Is it a sign of old age

To recount childhood memories?

When I was young (about 8) my parents had a dairy/grocery shop - actually they had two over a few years - in Auckland. In those days supermarkets hadn't arrived properly and there was money in the corner dairy thing. Anyway every Friday Mum used to drive out to Albany and buy eggs (large amounts of eggs actually) for the shop. In the school holidays she had to take all three of us kids to stop us bugging the hell out of Dad while he ran the shop. It seemed to take hours.... actually sometimes it did take hours since the mode of transport was a Thames van of 1950s vintage called Gertie. Gertie was interesting since she only had two seats and a slippery steel floor in the back. We'd take a blanket each and slide all over the back of the van at every corner. Amazingly I don't recall anyone ever hurting themselves while undertaking this mode of travel - apart from your bum getting sore. The other thing Gertie did was overheat and drop all the water out of the radiator onto the road in an almighty rush. So you had to stop, let her cool down and refill her. We always had to share the back with several bottles of water - which were in a cardboard box that also slid on the corners. For some reason my parents had this van for years and only fixed the radiator just before they sold it.

Anyway we'd slide our way out to Albany, with a stop or not depending on Gertie's mood and the ambient air temperature, and it was country out there. There were paddocks, and cows and sheep and a gravel road to the poultry farm. And we'd all pile out and go and look at the battery hens while Mum bought 60 dozen eggs or so. Self centred little savages that we were it never occured to us that a hen might not like being in a cage she could hardly turn round in, it was just the way it was. Then with some wooden crates of eggs sharing the back with us we'd slide our way round the back of the van back into suburbia.

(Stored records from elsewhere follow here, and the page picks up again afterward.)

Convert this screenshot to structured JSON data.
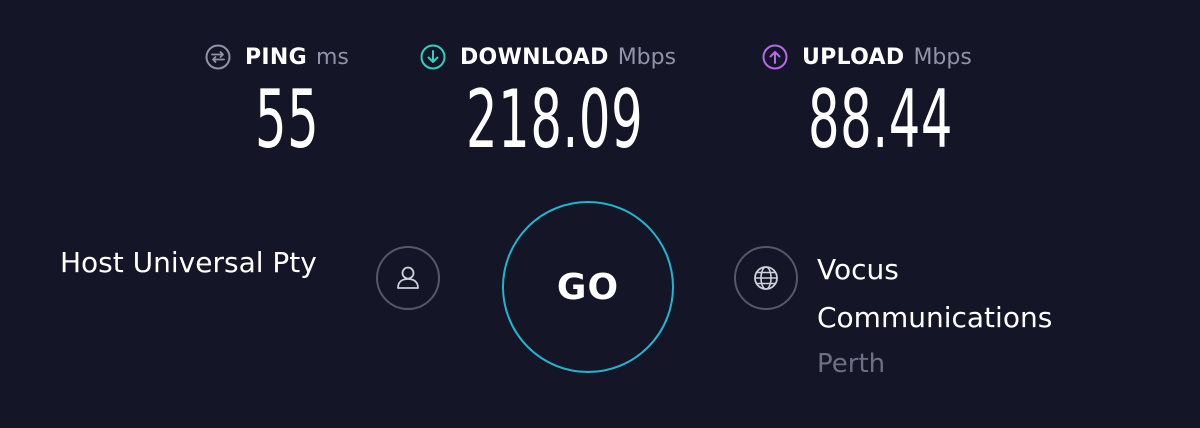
{
  "metrics": {
    "ping": {
      "label": "PING",
      "unit": "ms",
      "value": "55",
      "icon": "ping-icon",
      "color": "#9193a8"
    },
    "download": {
      "label": "DOWNLOAD",
      "unit": "Mbps",
      "value": "218.09",
      "icon": "download-arrow-icon",
      "color": "#2fd1c0"
    },
    "upload": {
      "label": "UPLOAD",
      "unit": "Mbps",
      "value": "88.44",
      "icon": "upload-arrow-icon",
      "color": "#b569e8"
    }
  },
  "host": {
    "name": "Host Universal Pty",
    "icon": "user-icon"
  },
  "go": {
    "label": "GO",
    "ring_color": "#1fb7cf"
  },
  "isp": {
    "name_line1": "Vocus",
    "name_line2": "Communications",
    "location": "Perth",
    "icon": "globe-icon"
  },
  "colors": {
    "background": "#141526",
    "muted": "#9193a8"
  }
}
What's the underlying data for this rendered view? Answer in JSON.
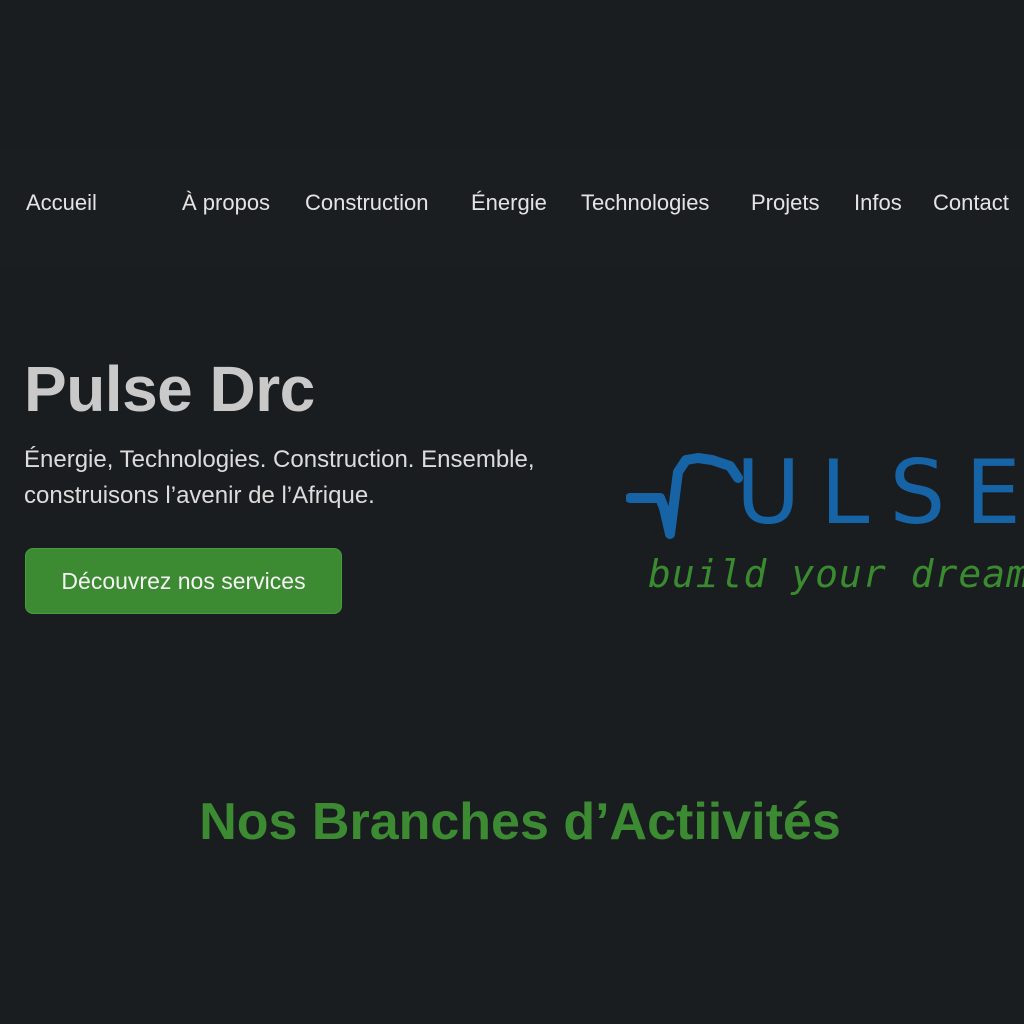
{
  "nav": {
    "items": [
      {
        "label": "Accueil"
      },
      {
        "label": "À propos"
      },
      {
        "label": "Construction"
      },
      {
        "label": "Énergie"
      },
      {
        "label": "Technologies"
      },
      {
        "label": "Projets"
      },
      {
        "label": "Infos"
      },
      {
        "label": "Contact"
      }
    ]
  },
  "hero": {
    "title": "Pulse Drc",
    "subtitle": "Énergie, Technologies. Construction. Ensemble, construisons l’avenir de l’Afrique.",
    "cta_label": "Découvrez nos services"
  },
  "logo": {
    "wordmark": "PULSE",
    "tagline": "build your dreams",
    "colors": {
      "wordmark": "#1663a6",
      "tagline": "#3a8a30"
    }
  },
  "section": {
    "title": "Nos Branches d’Actiivités"
  },
  "colors": {
    "background": "#1a1d20",
    "accent_green": "#3c8a32",
    "brand_blue": "#1663a6"
  }
}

I went to Albany today. I've been past in the meantime but haven't actually taken the turnoff and gone to have a look. It was only about 10 minutes up the motorway from the city. And it was covered in factories, not a cow in sight. Strange - that wasn't how I remembered it at all.....

2 comments:

Anonymous said...

Great post. I love to hear folks childhood memories.
Bloody Albany, don't get me (and Rosa the Baggage) started. It's my nearest town - I thought I'd died and gone to hell when I saw it. AND it's getting worse by the day. if they ever try and knock down the old library then I'm prostrating myself in front of the digger.

llew said...

It's a sign of passing time...

have you read In My Father's den? There's a similar thing - the orchards all built over (Henderson, I think although it's called something else in the book).

The opposite happened when I returned to our village in Wales - the slag heaps from the mines, which dominated the countryside, had all been forested & looked fantastic. (although the hillside I used to play on had become a motorway).